I had a frantic phone call from my daughter the other afternoon.She was walking her dog across Arne Moor going towards the Isolation Holiday homes.Daisy the dog has got her favorite swimming spots and gets to them first and she is straight in.This very sunny afternoon she was there with 2 snakes in the pool as well.My first reaction was to get her out as they were probably Adders.
Last night I was watching Springwatch with Simon King in Wareham Forest and was talking about the 3 types of snake in the area and he mentioned that it was Grass snakes that loved to swim.What would you have done in the same situation?Is there any easier way to tell one from the other apart from the colour of their eyes?

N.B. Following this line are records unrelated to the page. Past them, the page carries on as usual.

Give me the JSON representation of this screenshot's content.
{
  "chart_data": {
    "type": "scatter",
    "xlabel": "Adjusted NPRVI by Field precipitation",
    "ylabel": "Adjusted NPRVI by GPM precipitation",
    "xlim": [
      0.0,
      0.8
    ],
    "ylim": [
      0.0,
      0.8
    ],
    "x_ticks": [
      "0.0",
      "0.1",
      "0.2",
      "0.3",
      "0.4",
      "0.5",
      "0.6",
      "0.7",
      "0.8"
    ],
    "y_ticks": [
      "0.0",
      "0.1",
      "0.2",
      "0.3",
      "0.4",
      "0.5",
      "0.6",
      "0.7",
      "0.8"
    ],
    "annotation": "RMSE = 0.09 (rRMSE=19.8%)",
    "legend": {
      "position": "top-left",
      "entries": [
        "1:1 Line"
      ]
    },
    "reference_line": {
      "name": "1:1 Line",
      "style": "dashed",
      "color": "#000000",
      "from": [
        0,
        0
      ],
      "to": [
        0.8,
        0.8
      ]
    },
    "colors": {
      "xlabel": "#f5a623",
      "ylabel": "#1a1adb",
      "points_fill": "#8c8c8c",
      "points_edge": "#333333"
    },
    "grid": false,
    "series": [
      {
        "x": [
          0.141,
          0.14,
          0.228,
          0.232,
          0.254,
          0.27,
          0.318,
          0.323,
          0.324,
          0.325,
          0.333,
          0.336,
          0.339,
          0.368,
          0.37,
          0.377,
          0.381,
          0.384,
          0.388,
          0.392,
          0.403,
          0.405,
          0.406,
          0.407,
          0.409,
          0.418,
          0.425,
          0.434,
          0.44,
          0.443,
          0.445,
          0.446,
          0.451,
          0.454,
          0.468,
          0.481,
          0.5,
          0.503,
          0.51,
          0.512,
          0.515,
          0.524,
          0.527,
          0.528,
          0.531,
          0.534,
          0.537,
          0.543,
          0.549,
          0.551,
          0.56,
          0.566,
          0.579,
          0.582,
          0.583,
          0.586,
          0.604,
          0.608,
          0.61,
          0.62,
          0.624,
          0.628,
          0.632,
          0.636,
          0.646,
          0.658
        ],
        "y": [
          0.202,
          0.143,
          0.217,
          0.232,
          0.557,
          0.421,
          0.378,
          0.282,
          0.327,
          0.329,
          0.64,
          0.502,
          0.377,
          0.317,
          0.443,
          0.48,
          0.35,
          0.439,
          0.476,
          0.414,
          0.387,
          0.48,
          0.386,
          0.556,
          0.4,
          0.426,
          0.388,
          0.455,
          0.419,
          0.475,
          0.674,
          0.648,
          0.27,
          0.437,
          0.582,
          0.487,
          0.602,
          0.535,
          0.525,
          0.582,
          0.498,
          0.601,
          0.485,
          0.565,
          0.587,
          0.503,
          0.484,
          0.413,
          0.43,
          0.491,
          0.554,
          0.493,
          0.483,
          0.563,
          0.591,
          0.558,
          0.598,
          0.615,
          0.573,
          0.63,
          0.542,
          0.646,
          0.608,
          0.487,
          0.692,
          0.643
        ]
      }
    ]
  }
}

Or would you if it was your dog keep her on the lead or go and find a river.
Hi there, at Arne we are very lucky to get all 6 British reptile species; sand lizard, common lizard and slow worm being the lizards and smooth snake, adder and grass snake, the snakes.

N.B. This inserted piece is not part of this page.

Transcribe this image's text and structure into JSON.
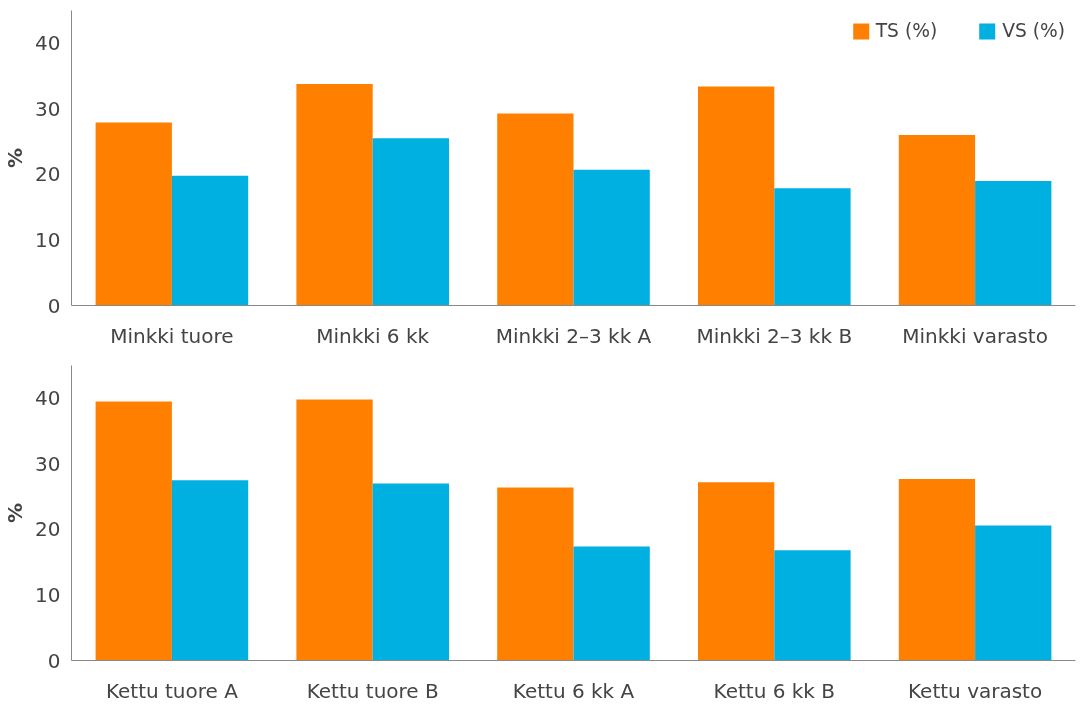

The snakes your daughter found would have been grass snakes as they were in water and can be easily distinguished from the other two British snakes by the light 'collar' markings they have on their necks in both the male, female and the young. They also tend to be green in colour, whereas adders have a dark diamond pattern along their backs and range from very dark black to light brown.
As far as dogs and snakes are concerned, it is always advised to keep dogs on leads on heaths were there are adders for the dogs safety, but more importantly for the safety of all other wildlife including adders, ground nesting birds and mammals which could be hurt or disturbed by dogs. In most Dorset heaths it is a 'dogs on lead' policy; as it is on the RSPB Arne reserve; this way we can all enjoy nature, including dog walkers but protect it from harm.
Hope this helps.
Rob, Information Assistant at Arne.
Rob many thanks for the info on the snake situation but the panic phone call came and I went for the worse case scenario and being 600 miles away I thought it was prudent.
My daughter is very well aware of the dog rules and keeps Daisy on a long rein on the common and does not come down into the main carpark at the reserve (even though she is a RSPB member).I was visiting from the Highlands of Scotland on the day of the dog and fawn incident.Not a pleasant thing to witness even worse as there were families there as well.It is a shame that some dog owners seem unable to read.
Have been watching Springwatch with interest and they were very lucky in being invited to share your wonderful piece of Dorset!